Simplification techniques can produce a large number of level of detail (LOD) models from a single complex model. A problem found in using LOD models is that the transition can sometimes be seen if one model instantly replaces another between one frame and the next [508]. This problem is called “popping.” One solution is to use geomorphs [768] to increase or decrease the level of detail. Since we know how the vertices in the more complex model map to the simple model, it is possible to create a smooth transition. See Section 19.9.1 for more details.

简化技术可以从单个复杂模型生成大量细节层次(LOD)模型。使用LOD模型时发现的一个问题是,如果一个模型在一帧和下一帧之间立即替换另一个模型,则有时可以看到过渡[508]。这个问题叫做“爆音”一种解决方案是使用地貌[768]来增加或减少细节层次。因为我们知道更复杂模型中的顶点如何映射到简单模型,所以创建平滑过渡是可能的。更多详情见第19.9.1节。

One advantage of using view-independent progressive meshing is that a single vertex buffer can be created once and shared among copies of the same model at different levels of detail [1726]. However, under the basic scheme, a separate index buffer needs to be made for each copy. Another problem is efficiency.

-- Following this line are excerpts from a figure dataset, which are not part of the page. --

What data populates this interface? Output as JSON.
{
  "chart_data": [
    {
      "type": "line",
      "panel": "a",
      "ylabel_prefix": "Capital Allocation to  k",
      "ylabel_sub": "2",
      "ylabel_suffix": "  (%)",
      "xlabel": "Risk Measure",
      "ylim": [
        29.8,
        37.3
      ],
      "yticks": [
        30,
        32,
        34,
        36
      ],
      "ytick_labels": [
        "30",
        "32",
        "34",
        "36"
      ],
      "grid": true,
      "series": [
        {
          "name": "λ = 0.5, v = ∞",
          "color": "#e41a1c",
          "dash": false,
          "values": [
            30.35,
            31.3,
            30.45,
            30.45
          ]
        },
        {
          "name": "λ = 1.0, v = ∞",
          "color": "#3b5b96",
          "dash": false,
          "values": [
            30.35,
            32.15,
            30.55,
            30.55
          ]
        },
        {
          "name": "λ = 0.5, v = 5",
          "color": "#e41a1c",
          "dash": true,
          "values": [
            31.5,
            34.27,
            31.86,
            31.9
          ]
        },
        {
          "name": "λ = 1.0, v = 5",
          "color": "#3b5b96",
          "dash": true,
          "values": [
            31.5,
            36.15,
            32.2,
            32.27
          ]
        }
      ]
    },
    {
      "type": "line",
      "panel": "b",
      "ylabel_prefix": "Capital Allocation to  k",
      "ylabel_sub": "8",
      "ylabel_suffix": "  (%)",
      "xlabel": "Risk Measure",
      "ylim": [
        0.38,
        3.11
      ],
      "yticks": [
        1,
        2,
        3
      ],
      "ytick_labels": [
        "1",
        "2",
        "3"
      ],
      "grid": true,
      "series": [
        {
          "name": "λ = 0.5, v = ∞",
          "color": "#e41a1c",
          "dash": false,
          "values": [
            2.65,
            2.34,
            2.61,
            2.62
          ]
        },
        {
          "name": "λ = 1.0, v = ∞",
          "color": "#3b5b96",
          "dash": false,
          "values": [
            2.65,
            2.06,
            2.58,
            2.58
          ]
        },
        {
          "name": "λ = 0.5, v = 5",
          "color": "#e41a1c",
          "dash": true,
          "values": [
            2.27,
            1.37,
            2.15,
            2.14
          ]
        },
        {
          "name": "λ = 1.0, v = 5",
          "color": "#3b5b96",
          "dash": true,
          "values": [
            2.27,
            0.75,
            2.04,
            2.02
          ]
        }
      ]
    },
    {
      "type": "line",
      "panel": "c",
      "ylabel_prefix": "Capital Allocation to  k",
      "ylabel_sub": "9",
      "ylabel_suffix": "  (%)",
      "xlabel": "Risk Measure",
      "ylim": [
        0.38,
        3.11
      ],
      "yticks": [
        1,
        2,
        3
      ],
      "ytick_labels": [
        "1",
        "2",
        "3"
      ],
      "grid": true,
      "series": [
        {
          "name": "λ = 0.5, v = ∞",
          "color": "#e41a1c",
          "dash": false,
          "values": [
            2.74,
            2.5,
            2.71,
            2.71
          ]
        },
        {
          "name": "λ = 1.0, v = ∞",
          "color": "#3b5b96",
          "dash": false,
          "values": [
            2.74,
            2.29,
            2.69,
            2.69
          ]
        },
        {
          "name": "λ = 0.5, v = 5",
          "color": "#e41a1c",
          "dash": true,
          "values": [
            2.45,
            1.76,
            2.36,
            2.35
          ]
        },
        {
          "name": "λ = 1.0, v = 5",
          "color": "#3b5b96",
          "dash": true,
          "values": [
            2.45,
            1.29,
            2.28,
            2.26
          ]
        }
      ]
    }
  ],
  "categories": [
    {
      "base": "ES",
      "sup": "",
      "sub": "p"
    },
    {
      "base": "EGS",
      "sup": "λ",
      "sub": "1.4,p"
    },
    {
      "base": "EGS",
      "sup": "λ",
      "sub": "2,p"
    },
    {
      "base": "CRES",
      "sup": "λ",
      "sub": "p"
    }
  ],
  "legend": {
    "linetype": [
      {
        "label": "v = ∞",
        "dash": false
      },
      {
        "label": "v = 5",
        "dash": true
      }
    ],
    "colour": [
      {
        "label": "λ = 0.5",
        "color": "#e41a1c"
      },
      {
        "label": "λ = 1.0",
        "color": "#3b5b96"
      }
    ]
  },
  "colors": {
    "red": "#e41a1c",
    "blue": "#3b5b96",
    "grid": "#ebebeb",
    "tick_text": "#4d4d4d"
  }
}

Because the order of collapses determines the triangle display order, vertex cache coherency is poor.Forsyth [481] discusses several practical solutions to improve efficiency when forming and sharing index buffers.

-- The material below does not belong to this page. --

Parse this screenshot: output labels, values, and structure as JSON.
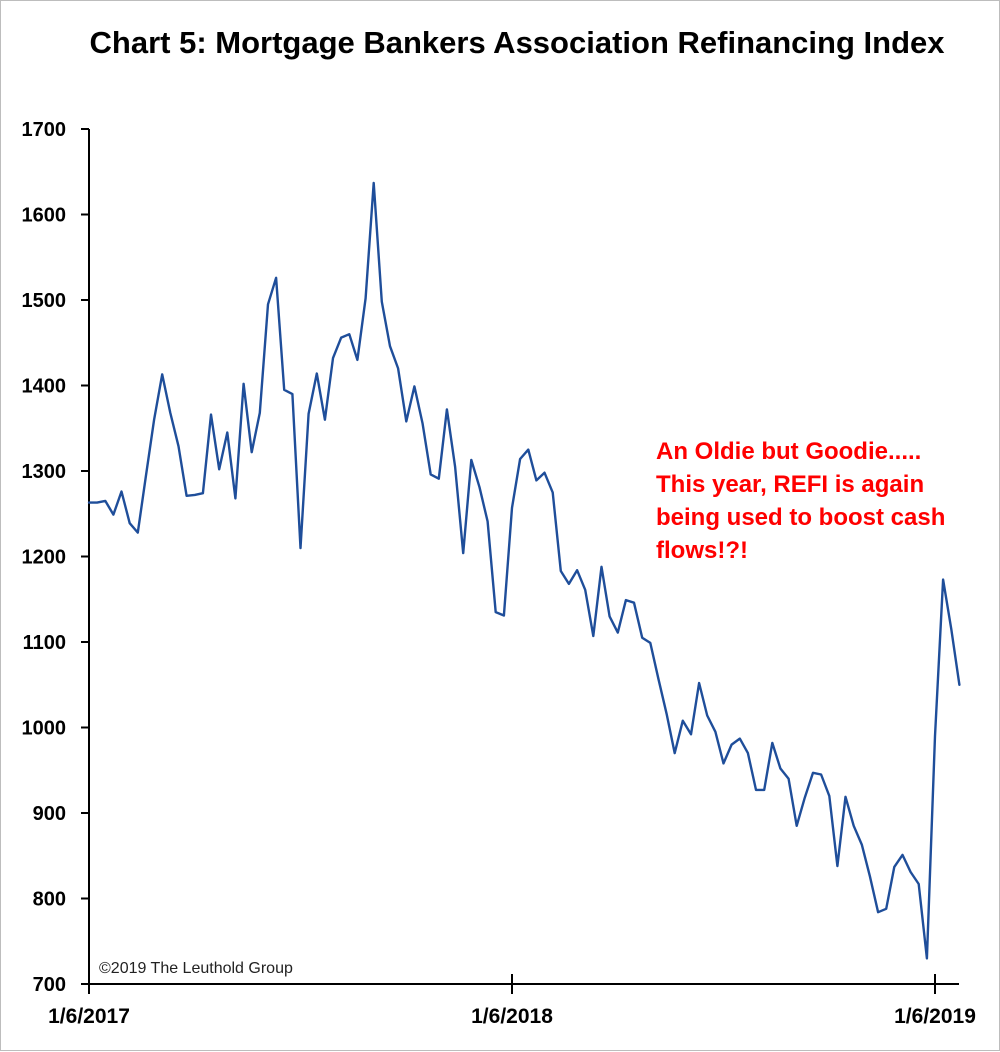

使用独立于视图的渐进网格的一个优点是,单个顶点缓冲区可以一次性创建,并在不同细节层次的相同模型副本之间共享[1726]。但是,在基本方案下,需要为每个副本创建一个单独的索引缓冲区。另一个问题是效率。因为折叠的顺序决定了三角形的显示顺序,所以顶点缓存的一致性很差。Forsyth [481]讨论了在形成和共享索引缓冲区时提高效率的几种实际解决方案。

Mesh reduction techniques can be useful, but fully automated systems are not a panacea. The problem of maintaining symmetry is shown in Figure 16.22. A talented model maker can create low-triangle-count objects that are better in quality than those generated by automated procedures. For example, the eyes and mouth are the most important part of the face. A naive algorithm will smooth these away as inconsequential. Retopology is a process where edges are added to a model to keep various features separate when modeling, smoothing, or simplification techniques are applied. Simplification-related algorithms continue to be developed and automated as possible.

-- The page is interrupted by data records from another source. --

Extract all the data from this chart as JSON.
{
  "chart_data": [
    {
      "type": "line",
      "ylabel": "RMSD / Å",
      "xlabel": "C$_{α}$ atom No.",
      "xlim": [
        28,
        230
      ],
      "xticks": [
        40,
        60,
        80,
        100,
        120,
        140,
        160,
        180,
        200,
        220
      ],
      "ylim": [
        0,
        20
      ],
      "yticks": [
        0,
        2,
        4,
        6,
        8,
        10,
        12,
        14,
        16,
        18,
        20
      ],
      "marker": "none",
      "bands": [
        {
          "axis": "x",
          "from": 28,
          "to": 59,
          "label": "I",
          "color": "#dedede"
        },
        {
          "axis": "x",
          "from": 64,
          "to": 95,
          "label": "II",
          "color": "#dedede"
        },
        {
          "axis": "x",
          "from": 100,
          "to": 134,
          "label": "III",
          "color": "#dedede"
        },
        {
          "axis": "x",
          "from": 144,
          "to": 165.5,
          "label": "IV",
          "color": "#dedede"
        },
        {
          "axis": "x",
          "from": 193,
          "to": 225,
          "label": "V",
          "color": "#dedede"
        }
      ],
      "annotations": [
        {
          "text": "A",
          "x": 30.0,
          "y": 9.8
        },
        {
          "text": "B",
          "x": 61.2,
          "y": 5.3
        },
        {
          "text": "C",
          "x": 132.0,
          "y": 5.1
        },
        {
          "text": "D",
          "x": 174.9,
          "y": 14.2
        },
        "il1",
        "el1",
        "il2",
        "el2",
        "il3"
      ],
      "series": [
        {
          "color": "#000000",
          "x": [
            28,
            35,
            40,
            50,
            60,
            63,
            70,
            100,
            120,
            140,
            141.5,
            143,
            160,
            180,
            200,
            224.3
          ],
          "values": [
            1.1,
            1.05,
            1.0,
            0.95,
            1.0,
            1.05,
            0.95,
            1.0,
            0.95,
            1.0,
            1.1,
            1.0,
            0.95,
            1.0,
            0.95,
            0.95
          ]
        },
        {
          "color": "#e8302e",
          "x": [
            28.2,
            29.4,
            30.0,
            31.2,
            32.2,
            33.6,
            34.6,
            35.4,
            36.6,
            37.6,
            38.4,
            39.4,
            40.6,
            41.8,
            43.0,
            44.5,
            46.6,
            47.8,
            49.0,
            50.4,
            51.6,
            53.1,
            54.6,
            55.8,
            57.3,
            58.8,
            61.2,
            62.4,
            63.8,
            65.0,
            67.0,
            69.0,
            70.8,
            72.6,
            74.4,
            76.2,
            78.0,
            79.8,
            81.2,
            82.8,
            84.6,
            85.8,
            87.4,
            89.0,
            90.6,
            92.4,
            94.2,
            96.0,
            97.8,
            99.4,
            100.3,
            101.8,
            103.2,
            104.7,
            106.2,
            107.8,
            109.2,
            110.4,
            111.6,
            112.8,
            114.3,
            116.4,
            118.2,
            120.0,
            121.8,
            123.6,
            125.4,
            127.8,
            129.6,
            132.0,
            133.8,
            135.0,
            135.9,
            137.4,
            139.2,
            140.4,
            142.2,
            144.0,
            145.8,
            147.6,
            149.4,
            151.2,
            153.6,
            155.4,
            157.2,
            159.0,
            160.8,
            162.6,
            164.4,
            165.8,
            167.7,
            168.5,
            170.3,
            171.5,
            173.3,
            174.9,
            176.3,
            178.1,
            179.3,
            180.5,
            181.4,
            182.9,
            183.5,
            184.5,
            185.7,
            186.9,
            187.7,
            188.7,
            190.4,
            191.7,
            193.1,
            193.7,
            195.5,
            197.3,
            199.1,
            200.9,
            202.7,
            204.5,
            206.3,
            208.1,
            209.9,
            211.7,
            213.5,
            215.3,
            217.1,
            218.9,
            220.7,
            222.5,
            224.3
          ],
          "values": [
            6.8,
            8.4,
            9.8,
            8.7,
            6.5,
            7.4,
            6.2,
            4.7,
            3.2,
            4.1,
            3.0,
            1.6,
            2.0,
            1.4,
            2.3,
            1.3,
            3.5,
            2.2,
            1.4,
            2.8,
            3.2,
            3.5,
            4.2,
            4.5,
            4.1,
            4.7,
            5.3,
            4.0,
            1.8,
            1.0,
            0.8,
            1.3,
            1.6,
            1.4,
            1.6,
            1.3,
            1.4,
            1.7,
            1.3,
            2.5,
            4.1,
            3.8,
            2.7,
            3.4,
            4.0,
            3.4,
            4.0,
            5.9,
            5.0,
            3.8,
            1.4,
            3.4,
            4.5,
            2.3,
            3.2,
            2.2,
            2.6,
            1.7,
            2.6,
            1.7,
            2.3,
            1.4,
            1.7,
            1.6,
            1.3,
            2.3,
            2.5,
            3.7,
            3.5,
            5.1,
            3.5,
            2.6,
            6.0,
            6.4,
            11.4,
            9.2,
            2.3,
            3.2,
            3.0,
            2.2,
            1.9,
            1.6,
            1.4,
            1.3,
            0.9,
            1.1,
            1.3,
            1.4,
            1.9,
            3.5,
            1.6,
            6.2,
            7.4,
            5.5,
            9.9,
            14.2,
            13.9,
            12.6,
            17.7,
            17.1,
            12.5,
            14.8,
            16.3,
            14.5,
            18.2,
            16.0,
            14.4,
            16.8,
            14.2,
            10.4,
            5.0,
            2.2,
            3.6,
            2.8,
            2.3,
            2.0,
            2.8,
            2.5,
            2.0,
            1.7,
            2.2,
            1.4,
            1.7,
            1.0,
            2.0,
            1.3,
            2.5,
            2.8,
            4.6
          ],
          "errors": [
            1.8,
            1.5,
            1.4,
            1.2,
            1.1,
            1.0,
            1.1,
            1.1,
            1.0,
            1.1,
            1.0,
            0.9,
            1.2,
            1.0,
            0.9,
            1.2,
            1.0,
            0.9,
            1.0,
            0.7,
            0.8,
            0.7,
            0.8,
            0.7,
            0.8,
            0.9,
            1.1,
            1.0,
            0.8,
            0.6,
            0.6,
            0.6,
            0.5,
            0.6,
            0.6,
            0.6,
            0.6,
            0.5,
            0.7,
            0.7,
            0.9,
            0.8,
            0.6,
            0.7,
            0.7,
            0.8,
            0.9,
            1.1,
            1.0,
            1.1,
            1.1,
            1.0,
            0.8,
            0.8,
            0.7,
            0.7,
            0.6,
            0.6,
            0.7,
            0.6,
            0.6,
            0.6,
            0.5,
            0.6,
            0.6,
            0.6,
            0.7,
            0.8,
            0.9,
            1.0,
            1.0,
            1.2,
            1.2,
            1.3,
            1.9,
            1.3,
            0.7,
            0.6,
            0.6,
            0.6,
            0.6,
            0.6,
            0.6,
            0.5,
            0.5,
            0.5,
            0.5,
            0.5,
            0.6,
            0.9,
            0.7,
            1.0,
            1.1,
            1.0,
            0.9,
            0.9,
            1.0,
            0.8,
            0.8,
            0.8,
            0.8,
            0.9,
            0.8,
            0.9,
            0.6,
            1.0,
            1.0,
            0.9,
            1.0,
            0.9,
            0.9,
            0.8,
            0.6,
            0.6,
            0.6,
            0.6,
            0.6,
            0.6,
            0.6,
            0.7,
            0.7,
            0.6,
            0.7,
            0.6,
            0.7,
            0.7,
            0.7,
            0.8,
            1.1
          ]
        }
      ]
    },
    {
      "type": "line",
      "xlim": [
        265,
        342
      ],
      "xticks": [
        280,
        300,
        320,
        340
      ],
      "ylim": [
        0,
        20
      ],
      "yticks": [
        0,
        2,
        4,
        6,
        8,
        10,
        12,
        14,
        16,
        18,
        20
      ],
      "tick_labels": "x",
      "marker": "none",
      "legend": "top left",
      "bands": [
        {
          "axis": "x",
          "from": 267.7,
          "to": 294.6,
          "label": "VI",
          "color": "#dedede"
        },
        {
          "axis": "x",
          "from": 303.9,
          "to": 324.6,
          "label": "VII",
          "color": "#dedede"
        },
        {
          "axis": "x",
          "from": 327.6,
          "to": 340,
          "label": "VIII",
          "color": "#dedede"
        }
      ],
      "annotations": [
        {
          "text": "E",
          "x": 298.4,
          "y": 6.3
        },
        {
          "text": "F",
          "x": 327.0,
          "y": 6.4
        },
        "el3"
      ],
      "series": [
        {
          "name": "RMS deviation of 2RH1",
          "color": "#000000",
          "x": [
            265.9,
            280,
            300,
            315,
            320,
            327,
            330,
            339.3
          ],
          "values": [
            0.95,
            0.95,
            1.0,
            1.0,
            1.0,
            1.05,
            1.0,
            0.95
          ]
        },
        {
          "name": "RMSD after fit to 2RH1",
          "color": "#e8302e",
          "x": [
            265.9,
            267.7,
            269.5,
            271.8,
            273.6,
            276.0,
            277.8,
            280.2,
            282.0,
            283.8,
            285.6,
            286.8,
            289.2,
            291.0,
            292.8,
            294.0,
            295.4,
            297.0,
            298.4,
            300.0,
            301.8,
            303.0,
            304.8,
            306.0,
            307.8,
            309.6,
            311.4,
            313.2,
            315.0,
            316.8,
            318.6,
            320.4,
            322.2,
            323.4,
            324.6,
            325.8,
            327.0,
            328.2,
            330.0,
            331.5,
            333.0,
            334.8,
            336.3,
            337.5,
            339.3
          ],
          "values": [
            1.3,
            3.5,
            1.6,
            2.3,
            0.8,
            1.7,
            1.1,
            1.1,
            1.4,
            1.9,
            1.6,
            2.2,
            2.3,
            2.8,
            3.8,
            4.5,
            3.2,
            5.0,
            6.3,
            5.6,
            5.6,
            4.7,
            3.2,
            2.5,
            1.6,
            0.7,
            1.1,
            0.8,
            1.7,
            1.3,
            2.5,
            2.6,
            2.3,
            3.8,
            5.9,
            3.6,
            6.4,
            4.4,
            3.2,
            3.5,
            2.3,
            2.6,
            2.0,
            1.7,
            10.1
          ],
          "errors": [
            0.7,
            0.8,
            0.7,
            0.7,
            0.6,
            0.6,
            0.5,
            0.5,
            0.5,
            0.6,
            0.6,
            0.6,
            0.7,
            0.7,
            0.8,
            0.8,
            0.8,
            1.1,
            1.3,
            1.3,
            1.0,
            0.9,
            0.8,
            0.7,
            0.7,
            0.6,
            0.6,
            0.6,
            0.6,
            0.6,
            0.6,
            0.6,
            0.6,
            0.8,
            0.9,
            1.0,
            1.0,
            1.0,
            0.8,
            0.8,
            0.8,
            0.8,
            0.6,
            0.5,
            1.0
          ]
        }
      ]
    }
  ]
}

网格简化技术可能是有用的,但全自动系统不是万能的。保持对称的问题如图16.22所示。一个有天赋的模型制作者可以创造出比自动化程序生成的物体质量更好的低三角形数的物体。例如,眼睛和嘴巴是面部最重要的部分。一个简单的算法会把这些当作无关紧要的事情处理掉。在应用建模、平滑或简化技术时,重新拓扑是将边添加到模型中以保持各种特征分离的过程。与简化相关的算法仍在继续开发,并尽可能实现自动化。

Figure 16.22. Symmetry problem. The cylinder on the left has 10 flat faces (including top and bottom). The middle cylinder has 9 flat faces after 1 face is eliminated by automatic reduction. The right cylinder has 9 flat faces after being regenerated by the modeler’s faceter.

图16.22。对称问题。左边的圆柱体有10个平面(包括顶部和底部)。在通过自动缩减消除1个面后,中间圆柱体有9个平面。由建模者的刻面器重新生成后,右圆柱体有9个平面。